Detailed Election Process:
As we know, each server in the zone has a ranking that is assigned to it. This ranking is configurable such that the servers in a zone can be ranked by an administrator in terms of which server is most desired to serve as the zone master. “Ties” between servers with the same administrative ranking are broken by using the HOST IDs assigned to the servers; the higher the host ID, the higher-ranked the host.
The process that occurs when an election situation begins is as follows:
1. When a server comes on-line, or fails to contact the previously-elected zone master, it starts an election by sending an ELECT_MASTER message to each of the hosts in the zone that are ranked higher than it.
2. When a server receives an ELECT_MASTER message, it replies to the sender with an ELECT_MASTER_ACK message. This ACK informs the sender that the receiving host will take over the responsibility of electing a new master. If the receiving host is not already in an election, it will continue the election by sending an ELECT_MASTER message to all of the hosts that are ranked higher than itself.

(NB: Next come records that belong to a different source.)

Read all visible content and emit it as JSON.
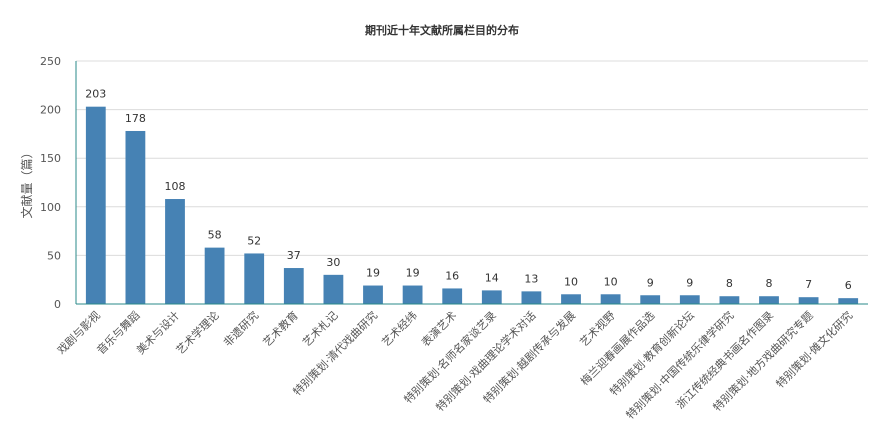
{
  "chart_data": {
    "type": "bar",
    "title": "期刊近十年文献所属栏目的分布",
    "xlabel": "",
    "ylabel": "文献量（篇）",
    "ylim": [
      0,
      250
    ],
    "yticks": [
      0,
      50,
      100,
      150,
      200,
      250
    ],
    "grid": true,
    "color": "#4682b4",
    "categories": [
      "戏剧与影视",
      "音乐与舞蹈",
      "美术与设计",
      "艺术学理论",
      "非遗研究",
      "艺术教育",
      "艺术札记",
      "特别策划·清代戏曲研究",
      "艺术经纬",
      "表演艺术",
      "特别策划·名师名家谈艺录",
      "特别策划·戏曲理论学术对话",
      "特别策划·越剧传承与发展",
      "艺术视野",
      "梅兰迎春画展作品选",
      "特别策划·教育创新论坛",
      "特别策划·中国传统乐律学研究",
      "浙江传统经典书画名作图录",
      "特别策划·地方戏曲研究专题",
      "特别策划·傩文化研究"
    ],
    "values": [
      203,
      178,
      108,
      58,
      52,
      37,
      30,
      19,
      19,
      16,
      14,
      13,
      10,
      10,
      9,
      9,
      8,
      8,
      7,
      6
    ]
  }
}
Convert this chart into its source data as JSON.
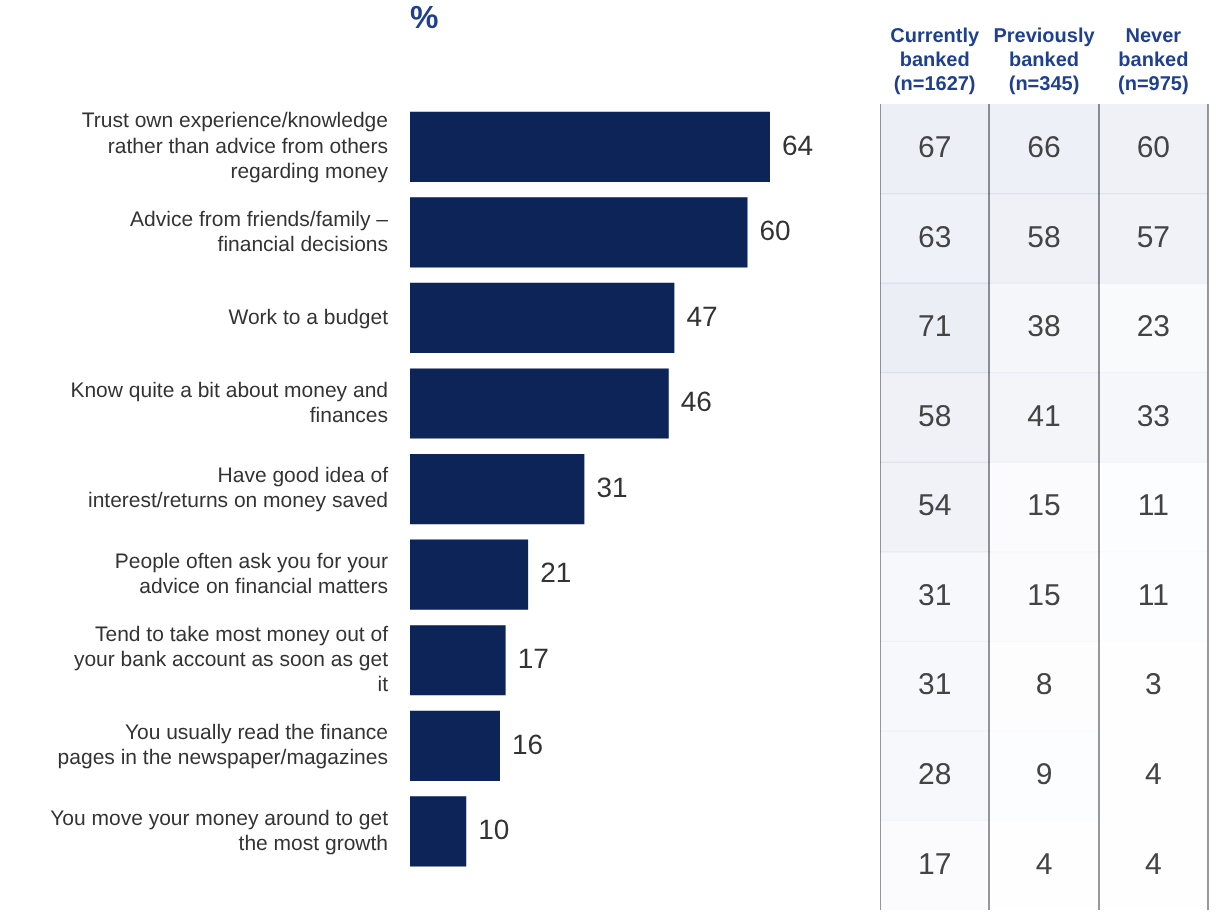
{
  "chart_data": [
    {
      "type": "bar",
      "orientation": "horizontal",
      "xlabel": "%",
      "categories": [
        "Trust own experience/knowledge rather than advice from others regarding money",
        "Advice from friends/family – financial decisions",
        "Work to a budget",
        "Know quite a bit about money and finances",
        "Have good idea of interest/returns on money saved",
        "People often ask you for your advice on financial matters",
        "Tend to take most money out of your bank account as soon as get it",
        "You usually read the finance pages in the newspaper/magazines",
        "You move your money around to get the most growth"
      ],
      "values": [
        64,
        60,
        47,
        46,
        31,
        21,
        17,
        16,
        10
      ],
      "color": "#0d2459",
      "tick_labels": "y",
      "data_labels": true,
      "grid": false,
      "legend": false
    },
    {
      "type": "heatmap",
      "categories": [
        "Currently banked (n=1627)",
        "Previously banked (n=345)",
        "Never banked (n=975)"
      ],
      "y_categories": [
        null,
        null,
        null,
        null,
        null,
        null,
        null,
        null,
        null
      ],
      "cells": [
        [
          67,
          66,
          60
        ],
        [
          63,
          58,
          57
        ],
        [
          71,
          38,
          23
        ],
        [
          58,
          41,
          33
        ],
        [
          54,
          15,
          11
        ],
        [
          31,
          15,
          11
        ],
        [
          31,
          8,
          3
        ],
        [
          28,
          9,
          4
        ],
        [
          17,
          4,
          4
        ]
      ],
      "cell_labels": [
        [
          "67",
          "66",
          "60"
        ],
        [
          "63",
          "58",
          "57"
        ],
        [
          "71",
          "38",
          "23"
        ],
        [
          "58",
          "41",
          "33"
        ],
        [
          "54",
          "15",
          "11"
        ],
        [
          "31",
          "15",
          "11"
        ],
        [
          "31",
          "8",
          "3"
        ],
        [
          "28",
          "9",
          "4"
        ],
        [
          "17",
          "4",
          "4"
        ]
      ],
      "tick_labels": "x"
    }
  ]
}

3. If a server does not receive any ELECT_MASTER_ACK messages from the higher-ranked hosts to which it sent ELECT_MASTER, it will assume that it is the highest ranked host that is alive, and will then send a DECLARE_MASTER message to all other hosts in the zone.
4. When a server that has previously sent an ELECT_MASTER message to the higher-ranked host(s) in the zone receives an ELECT_MASTER_ACK from at least one of those hosts, it enters a wait state, waiting for the receipt of a DECLARE_MASTER from another host. If a configurable timeout expires before this DECLARE_MASTER is received, the host will increase its timeout and begin the election again.
At the conclusion of the election, each host will have received a DECLARE_MASTER message from the new zone master.
What happens if a server incorrectly believes a new ZDC has won (false winner)?
Once the two ZDCs “fix” themselves through ZDC to ZDC communications establishing who the proper ZDC is, a direct communication to the member server(s) is sent notifying it of the correct ZDC for member servers to use.
Supporting data:
• Any state change on server (logon/logoff, disconnect/reconnect, load change) triggers a dynamic data update.
• Member server notifies its DC of the change, and in turn….
• The member server’s DC notifies ALL other DCs of the change.
Communication Events:
• Member server to zone DC heartbeat check.
• Key: HKEY_LOCAL_MACHINE\Software\Citrix\IMA\Runtime\KeepAliveInterval
• Default value: 60000 milliseconds REG_DWORD: 0xEA60
What happens if a server believes it is the new ZDC but the PZDC is still alive and has not resigned?
There are two ZDCs for a finite amount of time, however our code ensures that the ZDCs communicate to each other and communicate the true ZDC to all member servers in the farm once the election process has run its course. Presuming that the original server does not have a lower preference level than the “new” ZDC, it will close to always remain the ZDC, and in turn broadcast its status to all servers in the farm.